Analysis: Forehand Drive in Tennis Follow-Through • Follow-through continues toward the intended target, with the racket arm swinging across the body and up.
Analysis: Forehand Drive in Tennis Anatomical Factors • Action is ballistic in nature. • Initiated by muscular force, continued by momentum, and finally terminated by the contraction of antagonistic muscles. • Chief levers: arm, trunk, and racket. • Fulcrum: at opposite hip joint. • Point of force application: at a point of the pelvis representing combined forces of the muscles producing the movement.

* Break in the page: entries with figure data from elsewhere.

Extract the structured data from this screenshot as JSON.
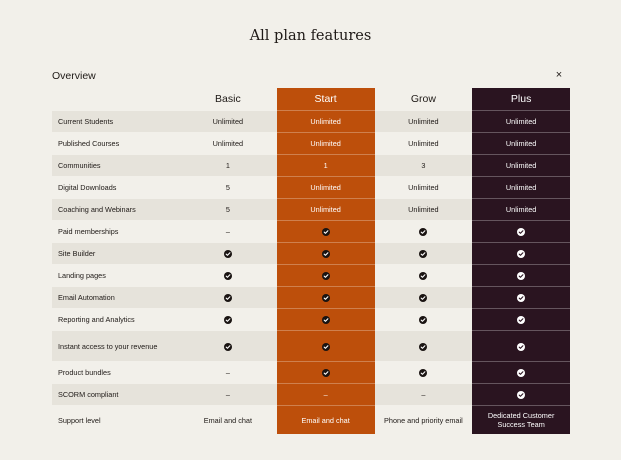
{
  "page_title": "All plan features",
  "overview": {
    "title": "Overview",
    "close_icon": "close-icon",
    "close_glyph": "×"
  },
  "plans": [
    "Basic",
    "Start",
    "Grow",
    "Plus"
  ],
  "colors": {
    "start": "#bd4f0b",
    "plus": "#2a1420",
    "background": "#f2f0ea",
    "row_alt": "#e6e3db"
  },
  "rows": [
    {
      "feature": "Current Students",
      "values": [
        "Unlimited",
        "Unlimited",
        "Unlimited",
        "Unlimited"
      ]
    },
    {
      "feature": "Published Courses",
      "values": [
        "Unlimited",
        "Unlimited",
        "Unlimited",
        "Unlimited"
      ]
    },
    {
      "feature": "Communities",
      "values": [
        "1",
        "1",
        "3",
        "Unlimited"
      ]
    },
    {
      "feature": "Digital Downloads",
      "values": [
        "5",
        "Unlimited",
        "Unlimited",
        "Unlimited"
      ]
    },
    {
      "feature": "Coaching and Webinars",
      "values": [
        "5",
        "Unlimited",
        "Unlimited",
        "Unlimited"
      ]
    },
    {
      "feature": "Paid memberships",
      "values": [
        "–",
        "check",
        "check",
        "check"
      ]
    },
    {
      "feature": "Site Builder",
      "values": [
        "check",
        "check",
        "check",
        "check"
      ]
    },
    {
      "feature": "Landing pages",
      "values": [
        "check",
        "check",
        "check",
        "check"
      ]
    },
    {
      "feature": "Email Automation",
      "values": [
        "check",
        "check",
        "check",
        "check"
      ]
    },
    {
      "feature": "Reporting and Analytics",
      "values": [
        "check",
        "check",
        "check",
        "check"
      ]
    },
    {
      "feature": "Instant access to your revenue",
      "values": [
        "check",
        "check",
        "check",
        "check"
      ]
    },
    {
      "feature": "Product bundles",
      "values": [
        "–",
        "check",
        "check",
        "check"
      ]
    },
    {
      "feature": "SCORM compliant",
      "values": [
        "–",
        "–",
        "–",
        "check"
      ]
    },
    {
      "feature": "Support level",
      "values": [
        "Email and chat",
        "Email and chat",
        "Phone and priority email",
        "Dedicated Customer Success Team"
      ]
    }
  ]
}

Analysis: Forehand Drive in Tennis Anatomical Factors • Resistance application point: at the center of gravity of the trunk-arm-racket lever. • May be considered the point of contact with the ball at the moment of impact. • Additional lever actions due to rotation of the spine, horizontal adduction at shoulder, and flexion at wrist. • Muscular Strength: shoulder abductors assisting with swing, & rotators of spine and pelvis.
Analysis: Forehand Drive in Tennis Mechanical Analysis • Purpose is to return ball in the court, but also to make it difficult to return. • Requires both high speed and accuracy. • Force of impact: speed of racket at moment of contact. • Straight backswing: ease of control, but must overcome inertia. • Circular backswing: greater distance to build momentum.
Analysis: Forehand Drive in Tennis Mechanical Analysis • Arm fully extended to increase lever length. • Effort to resist force of ball is less when the racket lever arm is shortened. • Take less time to swing a shortened racket lever into position. • Concentration of mass at shoulder level moving forward at impact ensures maximum speed of striking.
Analysis: Forehand Drive in Tennis Mechanical Analysis • Skillful players use a heavier racket - greater mass of implement greater striking force. • A new ball and well strung racket ensure good coefficient of restitution (elasticity). • Shift weight while striking the ball to increase ground reaction force imparted to body & ball. • Firm wrist and grip are essential for maximum impulse to be applied by the racket to the ball.
Analysis: Forehand Drive in Tennis Mechanical Analysis • Direction of struck ball is determined by: • Direction of implement at impact. • Relation of striking force to ball’s center of gravity, control of spin. • Firmness of grip and wrist at impact. • Angle of incidence.